No conflito com trabalhadores e sindicatos veio à tona a questão central da democracia: representação deve se ser sempre acompanhada da responsabilização. Ganharam-se eleições com promessas concretas entre as quais a do 13º mês e do salário mínimo. Não há como fugir ao prometido sem que haja uma ruptura séria na relação de confiança entre o governante e o cidadão comum. Certas justificações pela quebra de promes­sas roçam a desonestidade e só alimentam um cinismo geral em relação à política e aos políticos. Nestes tempos críticos de procura de soluções colectivas para a crise nenhuma sociedade pode dar-se ao luxo de esgotar ainda mais o seu capital social permitindo que o discurso público seja contaminado por inver­dades deliberadas.
Há uma diferença fundamental entre a Constituição de 1980 e a Constituição da República de 1992. Os direitos dos cidadãos, designadamente, os de expressão, reunião e manifestação não estão subordinados a “razões de Estado” como antigamente. Pelo contrário, a sua existência e afirmação constituem limites inultrapassáveis do poder do Estado. O governo esteve muito mal em erguer o espectro da instabilidade política para dissuadir os cidadãos de exercer o seu direito de contestar e de se indignar por promessas eleitorais reiteradamente feitas e não cumpridas. Tam­bém andou por caminhos duvidosos próximos da demagogia quando invoca o feriado das crianças para, de forma maliciosa, condenar quem convocou ou aderiu à manifestação geral.

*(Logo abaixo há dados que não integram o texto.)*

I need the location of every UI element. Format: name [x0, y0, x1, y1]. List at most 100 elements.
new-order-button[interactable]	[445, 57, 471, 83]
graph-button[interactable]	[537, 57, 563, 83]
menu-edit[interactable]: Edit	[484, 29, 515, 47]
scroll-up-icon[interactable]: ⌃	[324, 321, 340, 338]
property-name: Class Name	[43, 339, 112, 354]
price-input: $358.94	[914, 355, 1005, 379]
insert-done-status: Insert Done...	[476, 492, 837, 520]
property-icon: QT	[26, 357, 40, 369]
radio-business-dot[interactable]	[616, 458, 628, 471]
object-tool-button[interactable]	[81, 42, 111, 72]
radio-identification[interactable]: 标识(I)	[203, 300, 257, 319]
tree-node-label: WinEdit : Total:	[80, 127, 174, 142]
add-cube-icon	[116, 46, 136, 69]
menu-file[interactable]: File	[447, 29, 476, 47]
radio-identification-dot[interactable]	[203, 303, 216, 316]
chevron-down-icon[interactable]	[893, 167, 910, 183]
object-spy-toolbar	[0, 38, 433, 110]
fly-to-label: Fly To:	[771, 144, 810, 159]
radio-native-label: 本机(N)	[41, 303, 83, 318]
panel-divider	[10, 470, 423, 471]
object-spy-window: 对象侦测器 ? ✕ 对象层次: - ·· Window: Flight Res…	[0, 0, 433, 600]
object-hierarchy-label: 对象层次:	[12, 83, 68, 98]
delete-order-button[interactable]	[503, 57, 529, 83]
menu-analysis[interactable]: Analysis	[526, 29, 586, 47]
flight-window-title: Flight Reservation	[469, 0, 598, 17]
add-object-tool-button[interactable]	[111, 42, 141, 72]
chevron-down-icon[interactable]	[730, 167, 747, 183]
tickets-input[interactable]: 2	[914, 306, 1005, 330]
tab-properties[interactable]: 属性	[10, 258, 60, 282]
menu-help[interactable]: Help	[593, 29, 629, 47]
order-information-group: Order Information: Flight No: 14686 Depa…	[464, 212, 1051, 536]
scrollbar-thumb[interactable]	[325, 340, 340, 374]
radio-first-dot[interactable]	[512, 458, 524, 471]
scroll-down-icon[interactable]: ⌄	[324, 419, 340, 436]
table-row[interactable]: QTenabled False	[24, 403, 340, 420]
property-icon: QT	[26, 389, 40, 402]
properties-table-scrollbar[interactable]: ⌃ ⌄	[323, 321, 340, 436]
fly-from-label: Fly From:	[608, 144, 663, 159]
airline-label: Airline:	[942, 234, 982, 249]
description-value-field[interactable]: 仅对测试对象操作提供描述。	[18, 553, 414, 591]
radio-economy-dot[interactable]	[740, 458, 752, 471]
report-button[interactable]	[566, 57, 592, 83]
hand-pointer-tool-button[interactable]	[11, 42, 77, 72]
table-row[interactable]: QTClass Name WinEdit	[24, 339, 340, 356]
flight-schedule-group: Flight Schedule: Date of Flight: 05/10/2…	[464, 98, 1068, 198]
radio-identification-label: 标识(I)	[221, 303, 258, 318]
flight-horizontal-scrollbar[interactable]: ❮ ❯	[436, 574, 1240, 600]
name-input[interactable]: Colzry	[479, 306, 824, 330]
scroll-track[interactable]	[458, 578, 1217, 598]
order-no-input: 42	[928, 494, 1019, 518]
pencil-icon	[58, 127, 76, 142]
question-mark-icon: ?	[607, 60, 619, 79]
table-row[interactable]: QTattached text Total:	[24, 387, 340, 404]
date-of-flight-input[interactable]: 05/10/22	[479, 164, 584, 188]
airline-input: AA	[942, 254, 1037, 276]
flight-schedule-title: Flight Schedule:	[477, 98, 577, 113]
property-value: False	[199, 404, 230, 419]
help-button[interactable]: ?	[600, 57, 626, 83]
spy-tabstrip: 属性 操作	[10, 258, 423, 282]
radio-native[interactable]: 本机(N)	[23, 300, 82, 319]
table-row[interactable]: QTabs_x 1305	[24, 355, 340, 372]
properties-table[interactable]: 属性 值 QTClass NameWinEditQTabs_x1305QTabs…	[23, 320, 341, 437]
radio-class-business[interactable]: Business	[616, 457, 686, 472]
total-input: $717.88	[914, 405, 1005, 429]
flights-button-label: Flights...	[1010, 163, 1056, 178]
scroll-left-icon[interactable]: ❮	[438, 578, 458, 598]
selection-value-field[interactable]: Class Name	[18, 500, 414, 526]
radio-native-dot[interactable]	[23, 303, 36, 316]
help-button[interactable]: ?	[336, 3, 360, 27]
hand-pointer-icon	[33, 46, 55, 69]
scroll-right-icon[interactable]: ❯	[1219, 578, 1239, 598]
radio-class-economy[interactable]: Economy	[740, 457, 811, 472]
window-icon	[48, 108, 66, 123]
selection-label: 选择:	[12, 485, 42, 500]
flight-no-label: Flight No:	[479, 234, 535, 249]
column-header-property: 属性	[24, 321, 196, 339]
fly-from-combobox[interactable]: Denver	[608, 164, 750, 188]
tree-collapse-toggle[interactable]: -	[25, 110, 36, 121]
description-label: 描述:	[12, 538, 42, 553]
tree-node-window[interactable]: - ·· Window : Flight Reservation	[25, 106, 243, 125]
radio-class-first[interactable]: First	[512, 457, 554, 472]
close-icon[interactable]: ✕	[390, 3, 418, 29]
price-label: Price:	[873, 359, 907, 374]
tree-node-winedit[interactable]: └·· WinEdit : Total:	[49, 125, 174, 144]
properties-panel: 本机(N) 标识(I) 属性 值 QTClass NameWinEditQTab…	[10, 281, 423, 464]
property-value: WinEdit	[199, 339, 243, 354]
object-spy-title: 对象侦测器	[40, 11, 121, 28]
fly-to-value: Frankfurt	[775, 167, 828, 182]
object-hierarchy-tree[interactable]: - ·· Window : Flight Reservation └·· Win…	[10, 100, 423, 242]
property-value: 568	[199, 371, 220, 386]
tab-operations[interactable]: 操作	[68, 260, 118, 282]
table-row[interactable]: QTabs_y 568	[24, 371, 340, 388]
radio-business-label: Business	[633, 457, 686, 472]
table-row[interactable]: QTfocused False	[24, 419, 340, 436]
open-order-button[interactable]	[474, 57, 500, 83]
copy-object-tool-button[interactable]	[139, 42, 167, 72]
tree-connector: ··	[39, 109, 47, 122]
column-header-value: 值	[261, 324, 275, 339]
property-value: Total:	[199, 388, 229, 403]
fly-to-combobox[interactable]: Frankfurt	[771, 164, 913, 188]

A relação do governo com a sociedade sofreu também, quando se tornou evidente que os limites aceitáveis tinham sido ultrapassados na nomeação do cônjuge da ministra de tutela do INPS para administrador executivo dessa instituição pública. A reacção rápida do governo apanhado em falso em conseguir a demissão do recém-nomeado não alterou os dados da questão. O problema não era fundamentalmente seu, mas realmente de quem foi investido de poder político para o nomear. Por isso a resposta de “não comento” da ministra aos jornalistas deixou a todos perplexos. Já se demitiu quem não tem a responsabilidade pela nomeação inapropriada. Espera-se naturalmente que quem de direito assuma a responsabilidade pelo mal feito.
O campo de manobra do Governo dá sinais de estar a diminuir consideravelmente. Erros acumulam-se e as questiúnculas inter­nas do partido que suporta o governo aumentam de intensidade. A população mostra-se cada vez mais céptica às promessas de que, por exemplo, a situação da energia vai melhorar, as pers­pectivas de emprego vão se concretizar e que, de facto, haverá casa para todos. Há uns sentimentos generalizado que, após as autárquicas, e passado o actual esforço de ilusionismo eleitoral, as dificuldades vão mostrar o seu verdadeiro rosto.
A desconfiança que resulta do não cumprimento de promessas eleitorais e da não assunção da responsabilização pelos resul­tados da governação quando se estabelece entre governantes e governados prejudica o país particularmente nos momentos críticos. Nos tempos actuais, urge ter uma governação que prima pela verdade e honestidade para se poder construir a vontade colectiva necessária para vencer os desafios extraordinários que se impõem.